Por Eduardo Jiménez
Acabo de leer este magnífico libro de Ramón de España, un catalán de pura cepa. Yo que he trabajado durante los últimos 20 años en Cataluña, como profesor asociado, doy fe del manicomio en que ha ido convirtiendo este maravilloso rincón de España. Recordemos que los condados catalanes formaban parte del Reino de Aragón y por tanto son fundadores de la NACIÓN llamada España.
Os lo recomiendo para leer en la playa. Para hacer boca os pongo un párrafo de la obra
Hacia la Cataluña catalana (valga la redundancia)
Una vez que Jordi Pujol consiguió convencer a los catalanes de que eran, prácticamente, el pueblo elegido, ya pudo consagrarse con tranquilidad a su quimera favorita: construir un país que pareciese independiente sin serlo. Artur Mas no ha inventado nada con sus famosas estructuras de Estado, pues ya las puso en marcha el sibilino Pujol desde un buen comienzo. Se trataba de crear una ficción (o una farsa) según la cual Cataluña no tenía nada que ver con España: si para eso había que ignorar siglos de vida en común, falsear la historia o convertir en fascista a cualquiera que le llevara la contraria, se hacía y ya está. Nunca faltan fanáticos que se apunten a este tipo de actividades, resultando especialmente útiles los historiadores pesebreras capaces de defender las teorías más peregrinas, sobre todo si les cae un cargo: presentar documentales en TV3, como el profesor Joan B. Culla, o dirigir la fundación del partido, como el inefable Agustí Colomines, conspicuo esbirro del Régimen que estuvo al frente de la antaño Fundación Trías Fargas y actual Catdem, cueva de ladrones desde donde se dirigió la financiación ilegal de la banda en la era Millet.
Para empezar, había que convertir España en una entelequia extrañísima llamada Estado español.
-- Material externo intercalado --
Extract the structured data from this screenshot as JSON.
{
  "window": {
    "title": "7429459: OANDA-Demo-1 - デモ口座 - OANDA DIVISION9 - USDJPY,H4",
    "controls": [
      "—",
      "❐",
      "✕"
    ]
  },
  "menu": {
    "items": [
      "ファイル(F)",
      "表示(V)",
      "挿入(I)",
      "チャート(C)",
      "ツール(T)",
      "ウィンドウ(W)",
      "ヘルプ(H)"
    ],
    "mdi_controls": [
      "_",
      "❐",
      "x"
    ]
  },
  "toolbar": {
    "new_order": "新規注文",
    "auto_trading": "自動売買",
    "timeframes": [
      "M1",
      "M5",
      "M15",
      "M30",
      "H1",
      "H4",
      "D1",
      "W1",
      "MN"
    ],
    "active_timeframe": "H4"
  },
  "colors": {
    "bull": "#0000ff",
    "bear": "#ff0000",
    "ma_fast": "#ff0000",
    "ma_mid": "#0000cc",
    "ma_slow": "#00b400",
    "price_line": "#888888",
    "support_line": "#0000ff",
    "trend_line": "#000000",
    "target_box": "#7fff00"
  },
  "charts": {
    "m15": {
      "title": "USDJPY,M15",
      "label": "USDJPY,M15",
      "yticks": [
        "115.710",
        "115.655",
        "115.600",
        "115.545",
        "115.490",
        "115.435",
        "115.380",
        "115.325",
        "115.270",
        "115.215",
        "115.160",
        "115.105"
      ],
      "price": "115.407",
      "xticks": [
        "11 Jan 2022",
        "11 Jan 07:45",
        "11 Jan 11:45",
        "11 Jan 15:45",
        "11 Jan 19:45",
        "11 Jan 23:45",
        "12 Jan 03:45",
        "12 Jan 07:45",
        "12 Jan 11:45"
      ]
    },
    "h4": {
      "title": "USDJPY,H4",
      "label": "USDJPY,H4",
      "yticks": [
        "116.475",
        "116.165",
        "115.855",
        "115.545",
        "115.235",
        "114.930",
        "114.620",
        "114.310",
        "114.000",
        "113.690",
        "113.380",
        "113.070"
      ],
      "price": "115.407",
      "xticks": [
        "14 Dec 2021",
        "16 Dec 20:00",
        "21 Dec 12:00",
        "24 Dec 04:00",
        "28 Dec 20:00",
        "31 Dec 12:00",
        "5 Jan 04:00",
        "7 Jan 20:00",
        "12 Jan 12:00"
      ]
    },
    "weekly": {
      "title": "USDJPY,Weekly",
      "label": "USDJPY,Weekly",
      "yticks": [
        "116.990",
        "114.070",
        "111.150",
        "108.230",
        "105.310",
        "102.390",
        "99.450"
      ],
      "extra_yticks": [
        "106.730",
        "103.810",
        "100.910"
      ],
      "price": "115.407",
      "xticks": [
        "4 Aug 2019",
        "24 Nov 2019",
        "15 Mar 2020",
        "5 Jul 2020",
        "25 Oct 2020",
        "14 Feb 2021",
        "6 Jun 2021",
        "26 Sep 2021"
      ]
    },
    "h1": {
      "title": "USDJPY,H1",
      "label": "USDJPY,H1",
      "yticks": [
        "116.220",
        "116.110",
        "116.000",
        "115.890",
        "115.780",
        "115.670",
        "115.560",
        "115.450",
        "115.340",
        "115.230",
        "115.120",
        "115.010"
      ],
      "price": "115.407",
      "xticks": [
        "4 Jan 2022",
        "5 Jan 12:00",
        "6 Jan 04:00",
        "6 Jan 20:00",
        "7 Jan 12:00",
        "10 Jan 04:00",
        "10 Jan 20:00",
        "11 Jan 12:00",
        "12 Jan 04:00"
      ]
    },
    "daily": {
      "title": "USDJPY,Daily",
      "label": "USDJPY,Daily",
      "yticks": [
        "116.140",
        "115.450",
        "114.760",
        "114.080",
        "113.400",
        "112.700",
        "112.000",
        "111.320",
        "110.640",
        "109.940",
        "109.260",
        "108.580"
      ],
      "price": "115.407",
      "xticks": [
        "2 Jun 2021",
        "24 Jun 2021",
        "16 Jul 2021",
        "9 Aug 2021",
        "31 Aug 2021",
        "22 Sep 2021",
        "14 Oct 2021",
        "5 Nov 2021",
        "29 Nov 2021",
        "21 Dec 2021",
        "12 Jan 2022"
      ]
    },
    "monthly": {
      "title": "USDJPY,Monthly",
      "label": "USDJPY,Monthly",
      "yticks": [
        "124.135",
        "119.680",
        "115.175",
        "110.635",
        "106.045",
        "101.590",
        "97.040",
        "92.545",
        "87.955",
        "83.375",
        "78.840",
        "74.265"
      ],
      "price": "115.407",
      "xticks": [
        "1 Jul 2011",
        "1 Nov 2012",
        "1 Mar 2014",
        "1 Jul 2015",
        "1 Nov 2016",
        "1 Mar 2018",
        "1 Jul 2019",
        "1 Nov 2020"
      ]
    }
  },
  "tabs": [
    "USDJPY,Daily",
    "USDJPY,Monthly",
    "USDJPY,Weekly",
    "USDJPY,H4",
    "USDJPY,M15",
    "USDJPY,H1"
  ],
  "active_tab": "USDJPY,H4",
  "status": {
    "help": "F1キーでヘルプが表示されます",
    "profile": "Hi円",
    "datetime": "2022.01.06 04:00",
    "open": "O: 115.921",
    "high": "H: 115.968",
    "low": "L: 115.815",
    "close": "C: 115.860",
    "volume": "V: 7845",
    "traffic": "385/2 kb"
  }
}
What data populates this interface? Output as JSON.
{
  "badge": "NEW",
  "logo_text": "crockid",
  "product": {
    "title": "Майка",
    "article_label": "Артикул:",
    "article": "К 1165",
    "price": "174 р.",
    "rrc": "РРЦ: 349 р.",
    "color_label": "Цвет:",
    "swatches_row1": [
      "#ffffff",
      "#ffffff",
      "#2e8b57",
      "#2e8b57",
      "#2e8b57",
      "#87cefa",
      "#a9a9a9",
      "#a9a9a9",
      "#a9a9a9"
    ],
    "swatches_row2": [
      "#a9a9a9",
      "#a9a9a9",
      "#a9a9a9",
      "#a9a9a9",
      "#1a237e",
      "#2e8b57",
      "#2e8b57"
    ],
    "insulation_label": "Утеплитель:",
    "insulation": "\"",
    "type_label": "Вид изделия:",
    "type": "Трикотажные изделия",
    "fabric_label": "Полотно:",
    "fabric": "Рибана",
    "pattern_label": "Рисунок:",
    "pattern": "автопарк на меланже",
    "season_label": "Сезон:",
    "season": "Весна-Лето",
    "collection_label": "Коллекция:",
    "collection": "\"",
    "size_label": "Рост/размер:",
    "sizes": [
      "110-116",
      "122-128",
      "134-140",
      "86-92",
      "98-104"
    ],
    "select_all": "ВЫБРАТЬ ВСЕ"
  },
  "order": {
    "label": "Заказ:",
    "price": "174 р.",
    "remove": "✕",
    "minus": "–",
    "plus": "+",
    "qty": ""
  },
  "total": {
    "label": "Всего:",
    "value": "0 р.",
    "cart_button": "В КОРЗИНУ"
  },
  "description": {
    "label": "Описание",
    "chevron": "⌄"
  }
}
Para los nacionalistas, Francia podía seguir llamándose Francia e Inglaterra, Inglaterra, pero España se había convertido en el Estado español, término que para los españoles en general no es más que una figura jurídica: en ese sentido, TV3 es la única televisión del mundo en cuyos partes meteorológicos llueve sobre una figura jurídica. La idea subyacente es de lo más obvia: España no es un país, solo un estado. Países, lo que se dice países, solo hay uno: Cataluña. España es una invención de los castellanos, secundada por los andaluces, a quienes, como muy bien sabe Duran i Lleida, mientras se les permita tocar la guitarra, hacer la siesta y pasarse el día en el bar, todo les parece bien. Lógicamente, la manera nacionalista de tratar a ese país imaginario se basa en el odio y el desprecio.
Nadie se pregunta, claro está, cómo es posible que los catalanes, siendo superiores a los españoles —por mucho que Pujol y los suyos insistieran en su célebre jaculatoria, «no somos mejores ni peores, solo diferentes», quedaba claro que se sentían claramente superiores a sus vecinos—, no hayamos conseguido en la vida un estado propio. Yo creo que nunca lo hemos querido, pues de ser así lo tendríamos y no nos habríamos dejado medio país en España, medio en Francia y abundantes núcleos de población en Valencia y las Baleares que no nos pueden ver ni en pintura, pues nos acusan del mismo colonialismo que nosotros —perdón, nuestros nacionalistas— a los españoles. Si hubo un momento en el que tocaba fabricar países, todo parece indicar que los catalanes no nos enteramos o presentamos la solicitud fuera de plazo. Bueno, eso es exactamente lo que estamos haciendo ahora, para fastidio de la Unión Europea, que ya no sabe cómo decirnos que dejemos de dar la lata, nos quedemos donde estamos y arrimemos el hombro para salir de la penosa situación económica en la que nos encontramos.